From Granada, in the southeast, to Santiago de Compostela, in the far northwest, Tony followed the Via Mozarabe and the Via de la Plata, two of the many pilgrim trails that crisscross Spain and Portugal and that all lead to a single destination. In the Middle Ages, the cathedral city of Santiago de Compostela was Europe’s most famous centre of pilgrimage, and in recent years it has enjoyed a remarkable revival; every day towards noon, hundreds of hot, tired, and dusty pilgrims stream into Santiago Cathedral for the daily Pilgrim’s Mass.

What, in our busy, materialistic 21st century, is this apparently anachronistic phenomenon all about? What drives tens of thousands of people of all nationalities and creeds to make long, exhausting walks across the cold mountains and hot tablelands of Spain, to take part finally in a medieval Christian liturgy of spiritual renewal and reconciliation with God?
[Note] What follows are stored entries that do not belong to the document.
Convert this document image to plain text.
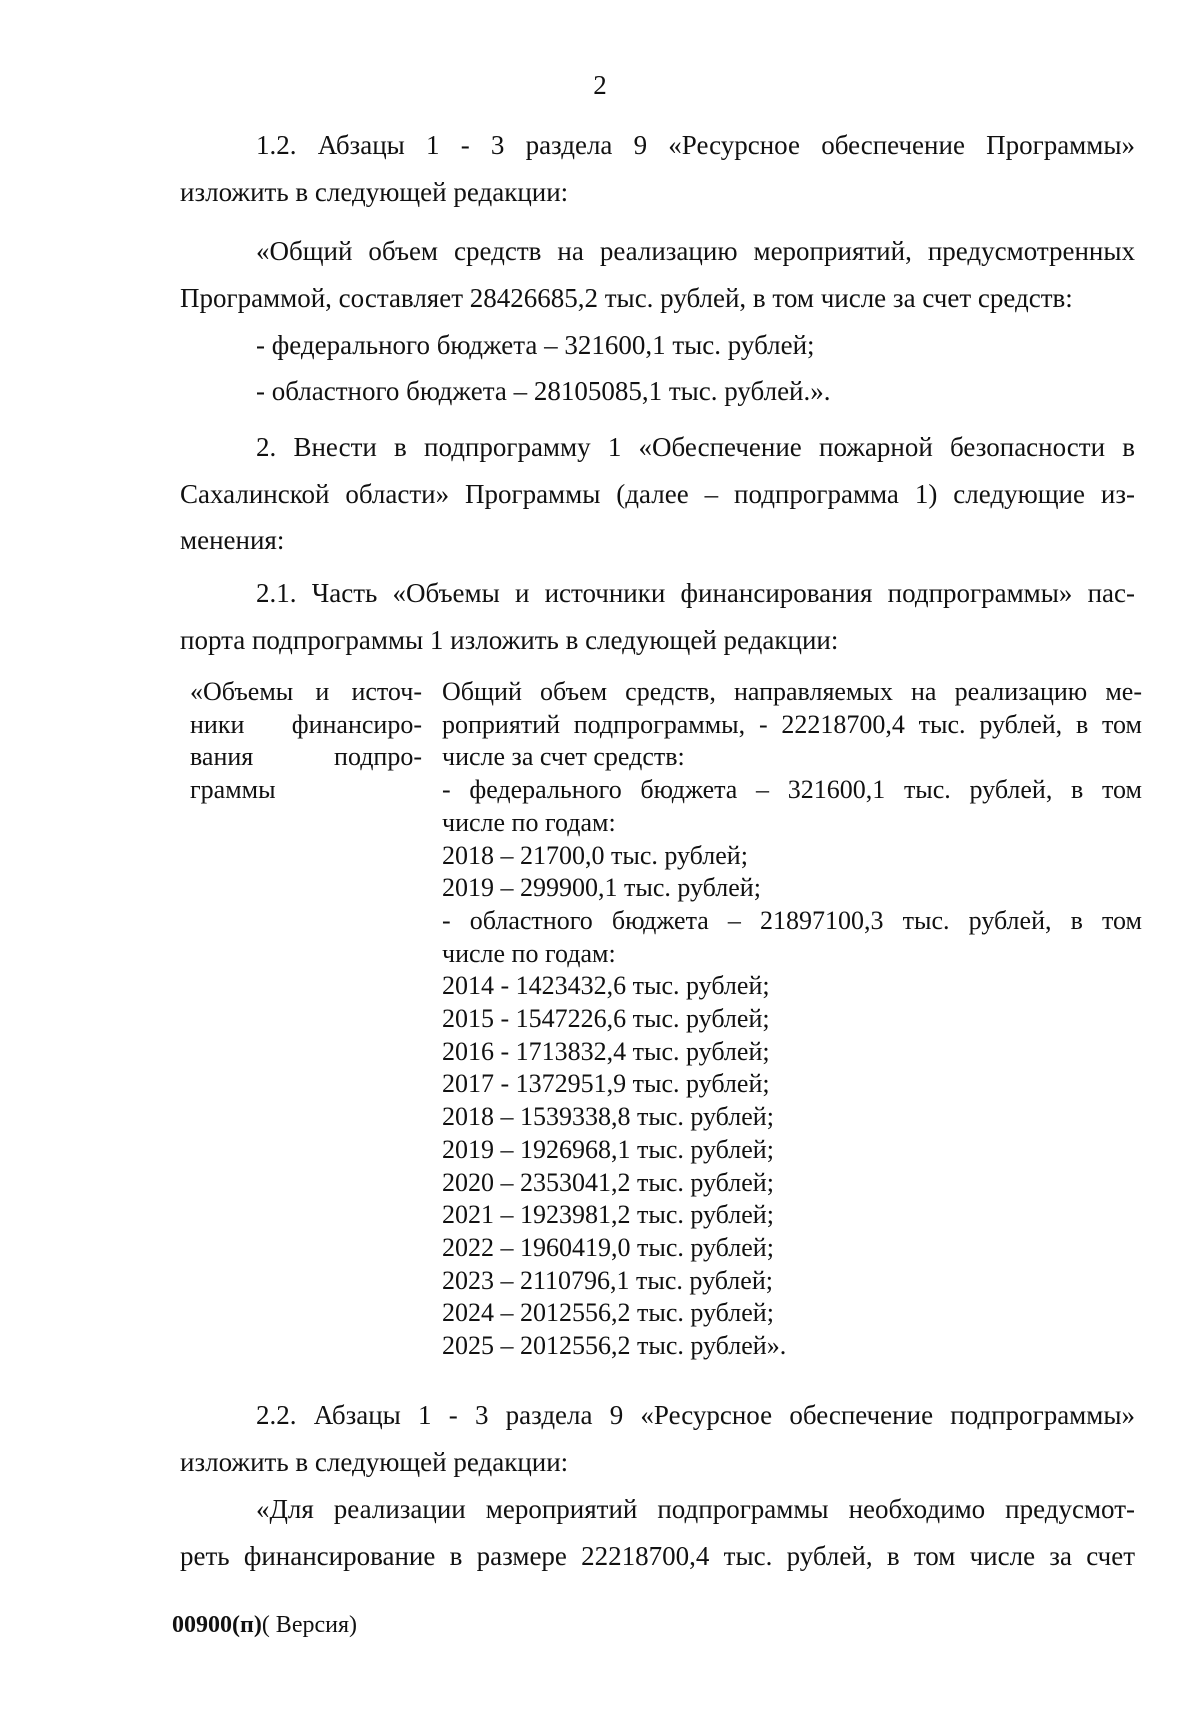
2

1.2. Абзацы 1 - 3 раздела 9 «Ресурсное обеспечение Программы»

изложить в следующей редакции:

«Общий объем средств на реализацию мероприятий, предусмотренных

Программой, составляет 28426685,2 тыс. рублей, в том числе за счет средств:

- федерального бюджета – 321600,1 тыс. рублей;

- областного бюджета – 28105085,1 тыс. рублей.».

2. Внести в подпрограмму 1 «Обеспечение пожарной безопасности в

Сахалинской области» Программы (далее – подпрограмма 1) следующие из-

менения:

2.1. Часть «Объемы и источники финансирования подпрограммы» пас-

порта подпрограммы 1 изложить в следующей редакции:

«Объемы и источ-
ники финансиро-
вания подпро-
граммы
Общий объем средств, направляемых на реализацию ме-
роприятий подпрограммы, - 22218700,4 тыс. рублей, в том
числе за счет средств:
- федерального бюджета – 321600,1 тыс. рублей, в том
числе по годам:
2018 – 21700,0 тыс. рублей;
2019 – 299900,1 тыс. рублей;
- областного бюджета – 21897100,3 тыс. рублей, в том
числе по годам:
2014 - 1423432,6 тыс. рублей;
2015 - 1547226,6 тыс. рублей;
2016 - 1713832,4 тыс. рублей;
2017 - 1372951,9 тыс. рублей;
2018 – 1539338,8 тыс. рублей;
2019 – 1926968,1 тыс. рублей;
2020 – 2353041,2 тыс. рублей;
2021 – 1923981,2 тыс. рублей;
2022 – 1960419,0 тыс. рублей;
2023 – 2110796,1 тыс. рублей;
2024 – 2012556,2 тыс. рублей;
2025 – 2012556,2 тыс. рублей».

2.2. Абзацы 1 - 3 раздела 9 «Ресурсное обеспечение подпрограммы»

изложить в следующей редакции:

«Для реализации мероприятий подпрограммы необходимо предусмот-

реть финансирование в размере 22218700,4 тыс. рублей, в том числе за счет

00900(п)( Версия)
Walking the Camino beautifully captures the flavour of what it was like to walk the camino, and is filled with fascinating observations and anecdotes about the nature of contemporary Spain. And because pilgrimage is such a deeply personal experience that has the potential to unlock the deepest recesses of hidden memory and conscience, it is also a profound personal meditation on the nature of modern life.

It will be of interest to people who contemplate making, or who have made this walk; to those interested in the politics and culture of contemporary Spain; and indeed anyone who appreciates fine travel writing.